Faltou palavra? Tascamos um esquizofrênico e todo mundo entende o que queremos dizer. Uma amostra dessa prática foi reunida num interessante estudo sobre o estigma da esquizofrenia na mídia, assinado por Francisco Bevilacqua Guarniero, Ruth Helena Bellinghini e Wagner Gattaz.

O uso metafórico da palavra “esquizofrenia” e, principalmente, “esquizofrênico (a) ”, nos sentidos de “absurdo”, “incoerente” e “contraditório” é recorrente. Nas colunas de política, são esquizofrênicos: o governo, o Judiciário, as relações Brasil-Estados Unidos, a Grã-Bretanha e a Comunidade Europeia.

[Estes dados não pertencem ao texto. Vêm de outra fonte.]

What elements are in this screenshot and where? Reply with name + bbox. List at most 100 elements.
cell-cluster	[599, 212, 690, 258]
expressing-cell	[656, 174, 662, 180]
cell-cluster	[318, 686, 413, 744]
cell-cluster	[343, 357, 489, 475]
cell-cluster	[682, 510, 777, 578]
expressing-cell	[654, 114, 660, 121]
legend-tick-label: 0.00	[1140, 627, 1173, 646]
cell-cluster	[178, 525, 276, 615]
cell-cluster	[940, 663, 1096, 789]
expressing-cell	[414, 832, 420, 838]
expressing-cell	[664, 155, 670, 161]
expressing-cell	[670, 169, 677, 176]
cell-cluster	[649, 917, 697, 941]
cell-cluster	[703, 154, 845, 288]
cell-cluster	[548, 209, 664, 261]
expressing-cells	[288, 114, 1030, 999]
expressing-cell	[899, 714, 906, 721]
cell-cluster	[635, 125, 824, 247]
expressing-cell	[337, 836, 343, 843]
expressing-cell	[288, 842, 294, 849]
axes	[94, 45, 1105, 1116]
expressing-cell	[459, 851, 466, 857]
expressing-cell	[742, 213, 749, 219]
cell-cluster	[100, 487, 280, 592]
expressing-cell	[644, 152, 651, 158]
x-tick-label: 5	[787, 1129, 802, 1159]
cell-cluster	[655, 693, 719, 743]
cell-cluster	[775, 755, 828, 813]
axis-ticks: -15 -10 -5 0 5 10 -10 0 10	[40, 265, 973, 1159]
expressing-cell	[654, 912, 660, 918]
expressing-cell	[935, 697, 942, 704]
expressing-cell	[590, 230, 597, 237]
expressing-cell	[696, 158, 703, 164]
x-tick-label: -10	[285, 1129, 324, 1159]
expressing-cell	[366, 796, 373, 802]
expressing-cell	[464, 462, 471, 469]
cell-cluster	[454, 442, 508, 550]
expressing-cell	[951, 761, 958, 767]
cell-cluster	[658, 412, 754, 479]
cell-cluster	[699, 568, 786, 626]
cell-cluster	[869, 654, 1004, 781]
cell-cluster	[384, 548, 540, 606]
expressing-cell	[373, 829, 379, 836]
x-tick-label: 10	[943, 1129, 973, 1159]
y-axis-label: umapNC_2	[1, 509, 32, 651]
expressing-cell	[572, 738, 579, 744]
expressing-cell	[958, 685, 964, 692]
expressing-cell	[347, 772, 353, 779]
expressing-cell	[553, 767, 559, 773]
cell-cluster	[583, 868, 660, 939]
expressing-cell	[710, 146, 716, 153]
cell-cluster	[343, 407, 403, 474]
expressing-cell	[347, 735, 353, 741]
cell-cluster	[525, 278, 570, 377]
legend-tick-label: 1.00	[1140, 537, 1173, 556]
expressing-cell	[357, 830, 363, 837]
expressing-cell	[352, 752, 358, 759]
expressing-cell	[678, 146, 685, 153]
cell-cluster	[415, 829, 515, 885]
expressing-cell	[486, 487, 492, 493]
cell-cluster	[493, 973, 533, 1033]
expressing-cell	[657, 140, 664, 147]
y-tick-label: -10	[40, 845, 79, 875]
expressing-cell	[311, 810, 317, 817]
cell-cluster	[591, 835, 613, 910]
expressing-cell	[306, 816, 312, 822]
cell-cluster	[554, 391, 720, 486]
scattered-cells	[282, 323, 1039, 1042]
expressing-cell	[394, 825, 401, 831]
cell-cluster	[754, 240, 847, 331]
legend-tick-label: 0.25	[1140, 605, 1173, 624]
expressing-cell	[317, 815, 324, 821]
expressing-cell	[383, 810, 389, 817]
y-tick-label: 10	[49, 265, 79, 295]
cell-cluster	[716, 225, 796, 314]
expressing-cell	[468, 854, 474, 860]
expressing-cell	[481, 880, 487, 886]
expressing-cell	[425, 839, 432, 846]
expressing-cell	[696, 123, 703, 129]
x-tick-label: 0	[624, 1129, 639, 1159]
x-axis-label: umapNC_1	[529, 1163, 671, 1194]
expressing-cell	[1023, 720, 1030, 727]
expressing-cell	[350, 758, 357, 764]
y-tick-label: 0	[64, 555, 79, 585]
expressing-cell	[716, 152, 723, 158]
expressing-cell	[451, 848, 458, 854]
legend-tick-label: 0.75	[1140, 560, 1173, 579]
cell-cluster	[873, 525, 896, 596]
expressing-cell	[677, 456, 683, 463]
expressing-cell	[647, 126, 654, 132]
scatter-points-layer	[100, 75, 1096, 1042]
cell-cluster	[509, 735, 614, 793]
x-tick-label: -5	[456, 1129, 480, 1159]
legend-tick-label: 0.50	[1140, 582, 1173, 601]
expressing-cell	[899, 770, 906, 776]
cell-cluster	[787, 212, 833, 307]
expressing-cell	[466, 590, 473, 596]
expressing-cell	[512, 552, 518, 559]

Nas colunas de economia, esquizofrênicas são a política cambial e a política econômica. Nas editorias de artes e espetáculos, quase tudo é classificado como esquizofrênico (a):

 

  • O Festival de Cinema de Gramado
  •  O show da cantora Cyndi Lauper (que passa de “clássicos a platitudes pop”)
  • O ritmo do musical Evita
  • Batman
  • O ator (que se despe de si mesmo para vestir um personagem, segundo a atriz Bruna Lombardi)
  • A infelicidade de hoje (segundo o cineasta e colunista Arnaldo Jabor)
  • Rose, a vizinha do personagem Charlie Harper na série Two and a Half Man
  • A cantora Madonna (que na adolescência não se decidia entre ser freira e popstar, segundo ela mesma)
  • O jornal The New York Times (por cobrar pelo acesso online, mas distribuir conteúdo gratuitamente nas redes sociais)

 

Seria divertido se não fosse trágico. A assistência à saúde mental no Brasil vive uma crise profunda.

ÉPOCA contou isso aqui. Há uma luta ideológica entre os psiquiatras e parte dos psicólogos. As famílias estão desesperadas. Falta acesso a medicamentos, ambulatórios e leitos psiquiátricos para internar os pacientes nos momentos de crise.

Apenas 2% dos gastos do SUS são destinados à saúde mental. Mudar isso tudo depende de mobilização, dinheiro e disposição para a luta política.

Combater o estigma não custa nada e depende da vontade individual. Um bom começo é pensar nas palavras que escolhemos e repetimos. Elas têm peso e consequência.